Nick demonstrates potential and kinetic energy with a super ball.
For Nick I chose Science 7 for Young Catholics which I purchased through Seton Homeschool. It includes a text/workbook and answer key. The book is consumable. Nick likes that he does all his work right in the book, no extra notebooks or binders to deal with. The book is full of color photos, line drawings, diagrams, tables and graphs. The book has only 5 chapters: Aeronautical Engineering, Geology, Rocketry and Space Travel, Physics, and Chemistry. It's very boy friendly. The activities have used things like a balsa model airplane, clay, and super balls. Boys like this kind of stuff and I haven't heard any complaining from him about doing science.
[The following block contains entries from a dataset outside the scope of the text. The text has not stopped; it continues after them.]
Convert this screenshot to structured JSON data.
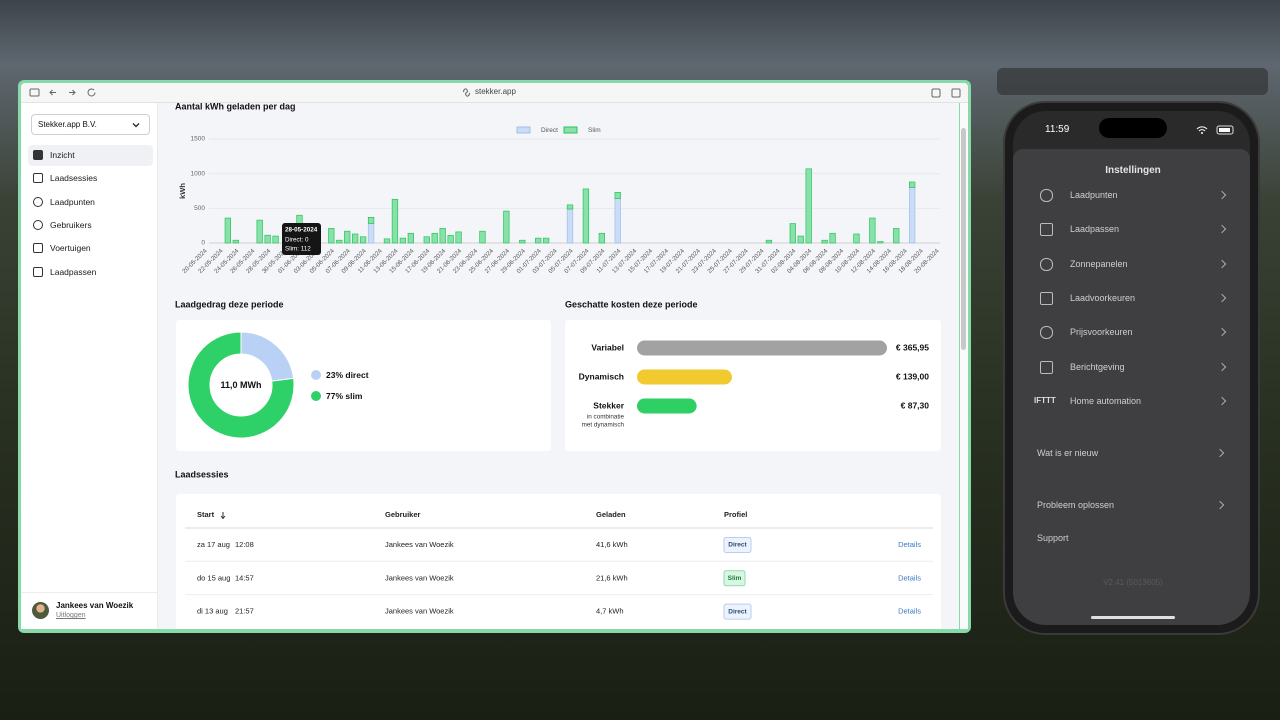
{
  "browser": {
    "url": "stekker.app"
  },
  "sidebar": {
    "organization": "Stekker.app B.V.",
    "nav": [
      "Inzicht",
      "Laadsessies",
      "Laadpunten",
      "Gebruikers",
      "Voertuigen",
      "Laadpassen"
    ],
    "user": {
      "name": "Jankees van Woezik",
      "logout": "Uitloggen"
    }
  },
  "chart_data": [
    {
      "type": "bar",
      "stacked": true,
      "title": "Aantal kWh geladen per dag",
      "y_label": "kWh",
      "categories": [
        "20-05-2024",
        null,
        "22-05-2024",
        null,
        "24-05-2024",
        null,
        "26-05-2024",
        null,
        "28-05-2024",
        null,
        "30-05-2024",
        null,
        "01-06-2024",
        null,
        "03-06-2024",
        null,
        "05-06-2024",
        null,
        "07-06-2024",
        null,
        "09-06-2024",
        null,
        "11-06-2024",
        null,
        "13-06-2024",
        null,
        "15-06-2024",
        null,
        "17-06-2024",
        null,
        "19-06-2024",
        null,
        "21-06-2024",
        null,
        "23-06-2024",
        null,
        "25-06-2024",
        null,
        "27-06-2024",
        null,
        "29-06-2024",
        null,
        "01-07-2024",
        null,
        "03-07-2024",
        null,
        "05-07-2024",
        null,
        "07-07-2024",
        null,
        "09-07-2024",
        null,
        "11-07-2024",
        null,
        "13-07-2024",
        null,
        "15-07-2024",
        null,
        "17-07-2024",
        null,
        "19-07-2024",
        null,
        "21-07-2024",
        null,
        "23-07-2024",
        null,
        "25-07-2024",
        null,
        "27-07-2024",
        null,
        "29-07-2024",
        null,
        "31-07-2024",
        null,
        "02-08-2024",
        null,
        "04-08-2024",
        null,
        "06-08-2024",
        null,
        "08-08-2024",
        null,
        "10-08-2024",
        null,
        "12-08-2024",
        null,
        "14-08-2024",
        null,
        "16-08-2024",
        null,
        "18-08-2024",
        null,
        "20-08-2024"
      ],
      "series": [
        {
          "name": "Direct",
          "color": "#cadcf6",
          "edge_color": "#9fbfea",
          "values": [
            0,
            0,
            0,
            0,
            0,
            0,
            0,
            0,
            0,
            0,
            0,
            0,
            0,
            0,
            0,
            0,
            0,
            0,
            0,
            0,
            0,
            280,
            0,
            0,
            0,
            0,
            0,
            0,
            0,
            0,
            0,
            0,
            0,
            0,
            0,
            0,
            0,
            0,
            0,
            0,
            0,
            0,
            0,
            0,
            0,
            0,
            490,
            0,
            0,
            0,
            0,
            0,
            640,
            0,
            0,
            0,
            0,
            0,
            0,
            0,
            0,
            0,
            0,
            0,
            0,
            0,
            0,
            0,
            0,
            0,
            0,
            0,
            0,
            0,
            0,
            0,
            0,
            0,
            0,
            0,
            0,
            0,
            0,
            0,
            0,
            0,
            0,
            0,
            0,
            800,
            0,
            0,
            0
          ]
        },
        {
          "name": "Slim",
          "color": "#86e2a8",
          "edge_color": "#2cc25f",
          "values": [
            0,
            0,
            0,
            360,
            40,
            0,
            0,
            330,
            112,
            100,
            0,
            0,
            400,
            90,
            220,
            0,
            210,
            40,
            170,
            130,
            90,
            90,
            0,
            60,
            630,
            70,
            140,
            0,
            90,
            140,
            210,
            110,
            160,
            0,
            0,
            170,
            0,
            0,
            460,
            0,
            40,
            0,
            70,
            70,
            0,
            0,
            60,
            0,
            780,
            0,
            140,
            0,
            90,
            0,
            0,
            0,
            0,
            0,
            0,
            0,
            0,
            0,
            0,
            0,
            0,
            0,
            0,
            0,
            0,
            0,
            0,
            40,
            0,
            0,
            280,
            100,
            1070,
            0,
            40,
            140,
            0,
            0,
            130,
            0,
            360,
            20,
            0,
            210,
            0,
            80,
            0,
            0,
            0
          ]
        }
      ],
      "ylim": [
        0,
        1500
      ],
      "yticks": [
        0,
        500,
        1000,
        1500
      ],
      "grid": true,
      "legend": "top",
      "tooltip": {
        "title": "28-05-2024",
        "lines": [
          "Direct: 0",
          "Slim: 112"
        ]
      }
    },
    {
      "type": "pie",
      "donut": true,
      "title": "Laadgedrag deze periode",
      "center_label": "11,0 MWh",
      "values": [
        23,
        77
      ],
      "value_labels": [
        "23% direct",
        "77% slim"
      ],
      "colors": [
        "#b9d1f4",
        "#2ed167"
      ]
    },
    {
      "type": "hbar",
      "title": "Geschatte kosten deze periode",
      "categories": [
        "Variabel",
        "Dynamisch",
        "Stekker"
      ],
      "notes": [
        null,
        null,
        [
          "in combinatie",
          "met dynamisch"
        ]
      ],
      "values": [
        365.95,
        139.0,
        87.3
      ],
      "value_labels": [
        "€ 365,95",
        "€ 139,00",
        "€ 87,30"
      ],
      "colors": [
        "#a2a2a2",
        "#f0ca2e",
        "#2ecf63"
      ]
    }
  ],
  "sessions": {
    "title": "Laadsessies",
    "columns": [
      "Start",
      "Gebruiker",
      "Geladen",
      "Profiel"
    ],
    "rows": [
      [
        "za 17 aug",
        "12:08",
        "Jankees van Woezik",
        "41,6 kWh",
        "Direct",
        "Details"
      ],
      [
        "do 15 aug",
        "14:57",
        "Jankees van Woezik",
        "21,6 kWh",
        "Slim",
        "Details"
      ],
      [
        "di 13 aug",
        "21:57",
        "Jankees van Woezik",
        "4,7 kWh",
        "Direct",
        "Details"
      ]
    ]
  },
  "phone": {
    "time": "11:59",
    "title": "Instellingen",
    "items": [
      "Laadpunten",
      "Laadpassen",
      "Zonnepanelen",
      "Laadvoorkeuren",
      "Prijsvoorkeuren",
      "Berichtgeving",
      "Home automation"
    ],
    "ifttt": "IFTTT",
    "links": [
      "Wat is er nieuw",
      "Probleem oplossen",
      "Support"
    ],
    "version": "V2.41 (5013605)"
  }
}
What I like about this book is that it's all together, the chapter readings, directions for activities as well as the lab report forms and chapter review questions are all in this one book. As with Emily's book if I didn't have a science background and a husband with a degree in water resources and geology some of the directions would seem quite vague. For example the section on topographical maps was not clear to me or Nick, but once we got dad involved he explained how to draw contour lines. I also haven't found the answer key overly helpful. The easy answers are provided, but the more difficult thought questions say: answers may vary. Will I use this again? I'm not sure yet. It'll depend on the physics and chemistry unit.